When to my huge relief, we finally got going, the G-man, who was riding shotgun on my right (the van was Left-Hand-Drive), sat on the windowsill and three of Warden’s four streetlamps went ‘pop’. Now I KNEW I was going to jail forever. Putting my head down and roaring for home I wasn’t stopping again for NOBODY. Except the gentle tickle of a shotgun against my ear persuaded me otherwise and I stopped as instructed with my headlights shining on the Eeram sign. A firing squad lined up, three kneeling in front and four standing behind them. This is for Ram, guys, he’s getting married next weekend! BLAM!! and there was ‘ram’. Nor do I believe it.

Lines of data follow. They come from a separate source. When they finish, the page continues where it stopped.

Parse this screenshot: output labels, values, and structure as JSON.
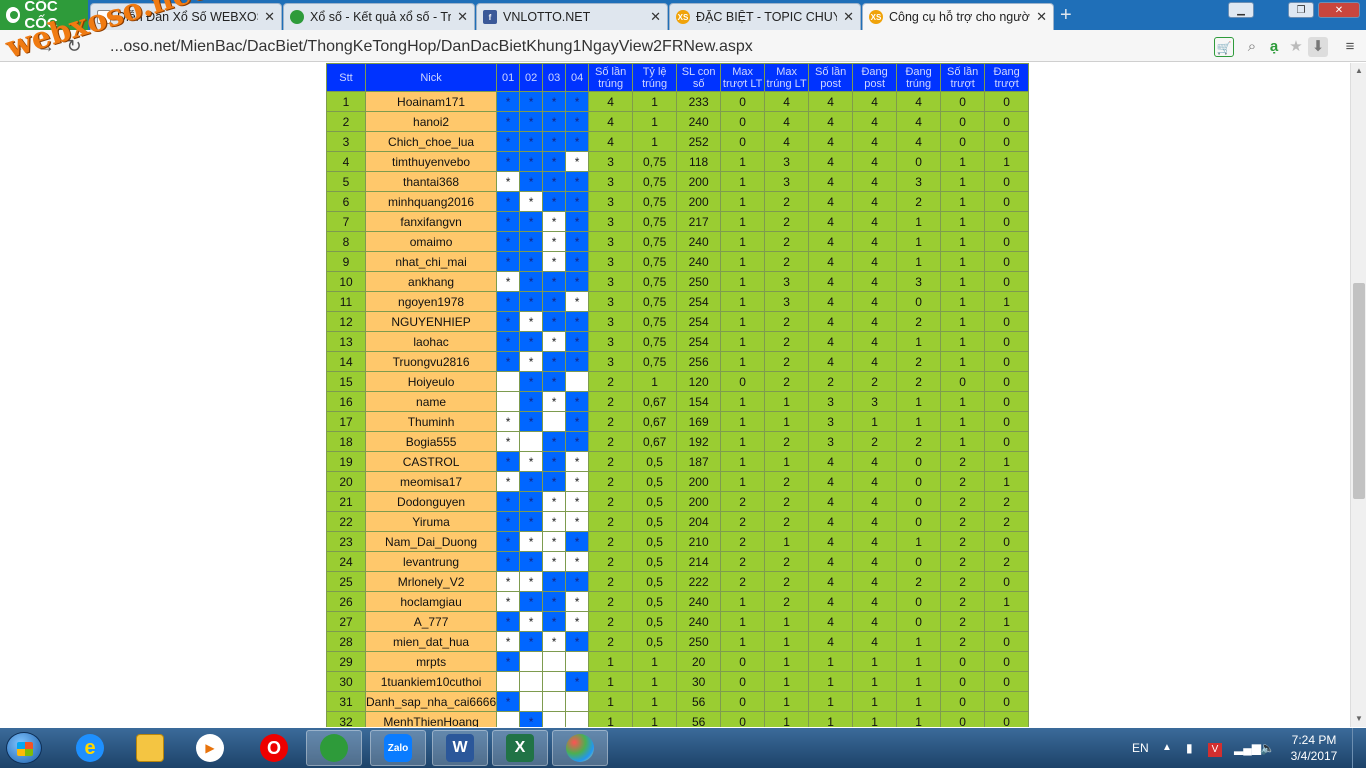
{
  "browser": {
    "brand": "CỐC CỐC",
    "tabs": [
      {
        "title": "Diễn Đàn Xổ Số WEBXOSO.NET - DIENDAN...",
        "favicon": "doc-icon",
        "active": false
      },
      {
        "title": "Xổ số - Kết quả xổ số - Trực tiếp",
        "favicon": "coccoc-icon",
        "active": false
      },
      {
        "title": "VNLOTTO.NET",
        "favicon": "facebook-icon",
        "active": false
      },
      {
        "title": "ĐẶC BIỆT - TOPIC CHUYÊN",
        "favicon": "xs-icon",
        "active": false
      },
      {
        "title": "Công cụ hỗ trợ cho người",
        "favicon": "xs-icon",
        "active": true
      }
    ],
    "url": "...oso.net/MienBac/DacBiet/ThongKeTongHop/DanDacBietKhung1NgayView2FRNew.aspx"
  },
  "watermark": "webxoso.net",
  "table": {
    "headers": [
      "Stt",
      "Nick",
      "01",
      "02",
      "03",
      "04",
      "Số lần trúng",
      "Tỷ lệ trúng",
      "SL con số",
      "Max trượt LT",
      "Max trúng LT",
      "Số lần post",
      "Đang post",
      "Đang trúng",
      "Số lần trượt",
      "Đang trượt"
    ],
    "rows": [
      {
        "stt": "1",
        "nick": "Hoainam171",
        "marks": [
          1,
          1,
          1,
          1
        ],
        "vals": [
          "4",
          "1",
          "233",
          "0",
          "4",
          "4",
          "4",
          "4",
          "0",
          "0"
        ]
      },
      {
        "stt": "2",
        "nick": "hanoi2",
        "marks": [
          1,
          1,
          1,
          1
        ],
        "vals": [
          "4",
          "1",
          "240",
          "0",
          "4",
          "4",
          "4",
          "4",
          "0",
          "0"
        ]
      },
      {
        "stt": "3",
        "nick": "Chich_choe_lua",
        "marks": [
          1,
          1,
          1,
          1
        ],
        "vals": [
          "4",
          "1",
          "252",
          "0",
          "4",
          "4",
          "4",
          "4",
          "0",
          "0"
        ]
      },
      {
        "stt": "4",
        "nick": "timthuyenvebo",
        "marks": [
          1,
          1,
          1,
          0
        ],
        "vals": [
          "3",
          "0,75",
          "118",
          "1",
          "3",
          "4",
          "4",
          "0",
          "1",
          "1"
        ]
      },
      {
        "stt": "5",
        "nick": "thantai368",
        "marks": [
          0,
          1,
          1,
          1
        ],
        "vals": [
          "3",
          "0,75",
          "200",
          "1",
          "3",
          "4",
          "4",
          "3",
          "1",
          "0"
        ]
      },
      {
        "stt": "6",
        "nick": "minhquang2016",
        "marks": [
          1,
          0,
          1,
          1
        ],
        "vals": [
          "3",
          "0,75",
          "200",
          "1",
          "2",
          "4",
          "4",
          "2",
          "1",
          "0"
        ]
      },
      {
        "stt": "7",
        "nick": "fanxifangvn",
        "marks": [
          1,
          1,
          0,
          1
        ],
        "vals": [
          "3",
          "0,75",
          "217",
          "1",
          "2",
          "4",
          "4",
          "1",
          "1",
          "0"
        ]
      },
      {
        "stt": "8",
        "nick": "omaimo",
        "marks": [
          1,
          1,
          0,
          1
        ],
        "vals": [
          "3",
          "0,75",
          "240",
          "1",
          "2",
          "4",
          "4",
          "1",
          "1",
          "0"
        ]
      },
      {
        "stt": "9",
        "nick": "nhat_chi_mai",
        "marks": [
          1,
          1,
          0,
          1
        ],
        "vals": [
          "3",
          "0,75",
          "240",
          "1",
          "2",
          "4",
          "4",
          "1",
          "1",
          "0"
        ]
      },
      {
        "stt": "10",
        "nick": "ankhang",
        "marks": [
          0,
          1,
          1,
          1
        ],
        "vals": [
          "3",
          "0,75",
          "250",
          "1",
          "3",
          "4",
          "4",
          "3",
          "1",
          "0"
        ]
      },
      {
        "stt": "11",
        "nick": "ngoyen1978",
        "marks": [
          1,
          1,
          1,
          0
        ],
        "vals": [
          "3",
          "0,75",
          "254",
          "1",
          "3",
          "4",
          "4",
          "0",
          "1",
          "1"
        ]
      },
      {
        "stt": "12",
        "nick": "NGUYENHIEP",
        "marks": [
          1,
          0,
          1,
          1
        ],
        "vals": [
          "3",
          "0,75",
          "254",
          "1",
          "2",
          "4",
          "4",
          "2",
          "1",
          "0"
        ]
      },
      {
        "stt": "13",
        "nick": "laohac",
        "marks": [
          1,
          1,
          0,
          1
        ],
        "vals": [
          "3",
          "0,75",
          "254",
          "1",
          "2",
          "4",
          "4",
          "1",
          "1",
          "0"
        ]
      },
      {
        "stt": "14",
        "nick": "Truongvu2816",
        "marks": [
          1,
          0,
          1,
          1
        ],
        "vals": [
          "3",
          "0,75",
          "256",
          "1",
          "2",
          "4",
          "4",
          "2",
          "1",
          "0"
        ]
      },
      {
        "stt": "15",
        "nick": "Hoiyeulo",
        "marks": [
          2,
          1,
          1,
          2
        ],
        "vals": [
          "2",
          "1",
          "120",
          "0",
          "2",
          "2",
          "2",
          "2",
          "0",
          "0"
        ]
      },
      {
        "stt": "16",
        "nick": "name",
        "marks": [
          2,
          1,
          0,
          1
        ],
        "vals": [
          "2",
          "0,67",
          "154",
          "1",
          "1",
          "3",
          "3",
          "1",
          "1",
          "0"
        ]
      },
      {
        "stt": "17",
        "nick": "Thuminh",
        "marks": [
          0,
          1,
          2,
          1
        ],
        "vals": [
          "2",
          "0,67",
          "169",
          "1",
          "1",
          "3",
          "1",
          "1",
          "1",
          "0"
        ]
      },
      {
        "stt": "18",
        "nick": "Bogia555",
        "marks": [
          0,
          2,
          1,
          1
        ],
        "vals": [
          "2",
          "0,67",
          "192",
          "1",
          "2",
          "3",
          "2",
          "2",
          "1",
          "0"
        ]
      },
      {
        "stt": "19",
        "nick": "CASTROL",
        "marks": [
          1,
          0,
          1,
          0
        ],
        "vals": [
          "2",
          "0,5",
          "187",
          "1",
          "1",
          "4",
          "4",
          "0",
          "2",
          "1"
        ]
      },
      {
        "stt": "20",
        "nick": "meomisa17",
        "marks": [
          0,
          1,
          1,
          0
        ],
        "vals": [
          "2",
          "0,5",
          "200",
          "1",
          "2",
          "4",
          "4",
          "0",
          "2",
          "1"
        ]
      },
      {
        "stt": "21",
        "nick": "Dodonguyen",
        "marks": [
          1,
          1,
          0,
          0
        ],
        "vals": [
          "2",
          "0,5",
          "200",
          "2",
          "2",
          "4",
          "4",
          "0",
          "2",
          "2"
        ]
      },
      {
        "stt": "22",
        "nick": "Yiruma",
        "marks": [
          1,
          1,
          0,
          0
        ],
        "vals": [
          "2",
          "0,5",
          "204",
          "2",
          "2",
          "4",
          "4",
          "0",
          "2",
          "2"
        ]
      },
      {
        "stt": "23",
        "nick": "Nam_Dai_Duong",
        "marks": [
          1,
          0,
          0,
          1
        ],
        "vals": [
          "2",
          "0,5",
          "210",
          "2",
          "1",
          "4",
          "4",
          "1",
          "2",
          "0"
        ]
      },
      {
        "stt": "24",
        "nick": "levantrung",
        "marks": [
          1,
          1,
          0,
          0
        ],
        "vals": [
          "2",
          "0,5",
          "214",
          "2",
          "2",
          "4",
          "4",
          "0",
          "2",
          "2"
        ]
      },
      {
        "stt": "25",
        "nick": "Mrlonely_V2",
        "marks": [
          0,
          0,
          1,
          1
        ],
        "vals": [
          "2",
          "0,5",
          "222",
          "2",
          "2",
          "4",
          "4",
          "2",
          "2",
          "0"
        ]
      },
      {
        "stt": "26",
        "nick": "hoclamgiau",
        "marks": [
          0,
          1,
          1,
          0
        ],
        "vals": [
          "2",
          "0,5",
          "240",
          "1",
          "2",
          "4",
          "4",
          "0",
          "2",
          "1"
        ]
      },
      {
        "stt": "27",
        "nick": "A_777",
        "marks": [
          1,
          0,
          1,
          0
        ],
        "vals": [
          "2",
          "0,5",
          "240",
          "1",
          "1",
          "4",
          "4",
          "0",
          "2",
          "1"
        ]
      },
      {
        "stt": "28",
        "nick": "mien_dat_hua",
        "marks": [
          0,
          1,
          0,
          1
        ],
        "vals": [
          "2",
          "0,5",
          "250",
          "1",
          "1",
          "4",
          "4",
          "1",
          "2",
          "0"
        ]
      },
      {
        "stt": "29",
        "nick": "mrpts",
        "marks": [
          1,
          2,
          2,
          2
        ],
        "vals": [
          "1",
          "1",
          "20",
          "0",
          "1",
          "1",
          "1",
          "1",
          "0",
          "0"
        ]
      },
      {
        "stt": "30",
        "nick": "1tuankiem10cuthoi",
        "marks": [
          2,
          2,
          2,
          1
        ],
        "vals": [
          "1",
          "1",
          "30",
          "0",
          "1",
          "1",
          "1",
          "1",
          "0",
          "0"
        ]
      },
      {
        "stt": "31",
        "nick": "Danh_sap_nha_cai6666",
        "marks": [
          1,
          2,
          2,
          2
        ],
        "vals": [
          "1",
          "1",
          "56",
          "0",
          "1",
          "1",
          "1",
          "1",
          "0",
          "0"
        ]
      },
      {
        "stt": "32",
        "nick": "MenhThienHoang",
        "marks": [
          2,
          1,
          2,
          2
        ],
        "vals": [
          "1",
          "1",
          "56",
          "0",
          "1",
          "1",
          "1",
          "1",
          "0",
          "0"
        ]
      }
    ]
  },
  "taskbar": {
    "language": "EN",
    "time": "7:24 PM",
    "date": "3/4/2017",
    "apps": [
      {
        "name": "internet-explorer",
        "label": "e"
      },
      {
        "name": "file-explorer",
        "label": ""
      },
      {
        "name": "media-player",
        "label": "▶"
      },
      {
        "name": "opera",
        "label": "O"
      },
      {
        "name": "coccoc",
        "label": ""
      },
      {
        "name": "zalo",
        "label": "Zalo"
      },
      {
        "name": "word",
        "label": "W"
      },
      {
        "name": "excel",
        "label": "X"
      },
      {
        "name": "paint",
        "label": ""
      }
    ]
  },
  "colors": {
    "tabbar": "#1f6fb8",
    "header": "#0033ff",
    "mark_on": "#0066ff",
    "num_cell": "#9acd32",
    "nick_cell": "#ffc86b"
  }
}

I finally got home and looked at the van. Holy cow! Dog hair, guineafowl feathers and the mud and the blood and the beer all over the carpets and upholstery of Dad’s Ford Econoline V8 camper van! I set to work cleaning it. And cleaning it. And scrubbing it. Still it stank of that mixture. In desperation , I took a jerrycan and spread petrol liberally on the carpet and scrubbed again.

When the folks got home I made a full – OK, partial – confession: Dad, I spilled some petrol in your van, but I’ve cleaned it all up. Sorry about that!